KARACHI: An International Monetary Fund mission is expected to visit Pakistan this month to discuss a new program, the lender said on Sunday ahead of Islamabad beginning its annual budget-making process for the next financial year.
Pakistan last month completed a short-term $3 billion program, which helped stave off sovereign default, but the government of Prime Minister Shehbaz Sharif has stressed the need for a fresh, longer-term program.
“A mission is expected to visit Pakistan in May to discuss the FY25 budget, policies, and reforms under a potential new program for the welfare of all Pakistanis,” the IMF said in an emailed response to Reuters.
Pakistan’s financial year runs from July to June and its budget for fiscal year 2025, the first by Sharif’s new government, has to be presented before June 30.
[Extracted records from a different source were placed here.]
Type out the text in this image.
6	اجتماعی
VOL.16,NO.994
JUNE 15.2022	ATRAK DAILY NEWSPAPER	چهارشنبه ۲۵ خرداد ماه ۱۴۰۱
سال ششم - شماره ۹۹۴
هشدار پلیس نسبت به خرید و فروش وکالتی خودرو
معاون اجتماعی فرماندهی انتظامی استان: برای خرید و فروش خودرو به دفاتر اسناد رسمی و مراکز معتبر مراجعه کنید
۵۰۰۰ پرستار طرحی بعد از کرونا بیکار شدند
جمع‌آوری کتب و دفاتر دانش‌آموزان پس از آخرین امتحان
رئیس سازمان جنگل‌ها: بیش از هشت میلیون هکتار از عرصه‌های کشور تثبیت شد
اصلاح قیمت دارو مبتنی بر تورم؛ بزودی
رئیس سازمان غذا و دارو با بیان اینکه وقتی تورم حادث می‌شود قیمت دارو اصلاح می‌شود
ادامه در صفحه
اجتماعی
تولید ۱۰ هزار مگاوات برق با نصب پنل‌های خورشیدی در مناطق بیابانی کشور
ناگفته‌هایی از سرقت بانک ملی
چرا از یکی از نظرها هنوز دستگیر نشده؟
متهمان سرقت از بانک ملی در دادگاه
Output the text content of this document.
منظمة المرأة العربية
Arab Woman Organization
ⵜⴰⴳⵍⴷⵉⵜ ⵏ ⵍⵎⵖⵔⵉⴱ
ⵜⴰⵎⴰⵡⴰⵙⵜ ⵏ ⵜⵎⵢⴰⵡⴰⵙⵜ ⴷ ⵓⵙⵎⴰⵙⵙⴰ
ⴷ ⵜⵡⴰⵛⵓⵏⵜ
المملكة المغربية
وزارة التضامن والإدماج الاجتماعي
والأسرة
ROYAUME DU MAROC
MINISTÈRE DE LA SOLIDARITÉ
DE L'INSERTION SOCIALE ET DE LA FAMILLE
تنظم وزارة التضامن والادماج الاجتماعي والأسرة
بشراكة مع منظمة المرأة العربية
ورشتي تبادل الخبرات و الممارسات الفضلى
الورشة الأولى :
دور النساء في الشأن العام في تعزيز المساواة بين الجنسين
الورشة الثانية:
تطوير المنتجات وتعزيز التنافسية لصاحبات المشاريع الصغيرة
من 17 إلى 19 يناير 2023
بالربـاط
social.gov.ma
The IMF did not specify the dates of the visit, nor the size or duration of the program.
“Accelerating reforms now is more important than the size of the program, which will be guided by the package of reform and balance of payments needs,” the IMF statement said.
Pakistan narrowly averted default last summer, and its $350 billion economy has stabilized after the completion of the last IMF program, with inflation coming down to around 17 percent in April from a record high 38 percent last May.
It is still dealing with a high fiscal shortfall and while it has controlled its external account deficit through import control mechanisms, it has come at the expense of stagnating growth, which is expected to be around 2 percent this year compared to negative growth last year.
Earlier, in an interview with Reuters, Finance Minister Muhammad Aurangzeb said the country hoped to agree the contours of a new IMF loan in May.
Pakistan is expected to seek at least $6 billion and request additional financing from the Fund under the Resilience and Sustainability Trust.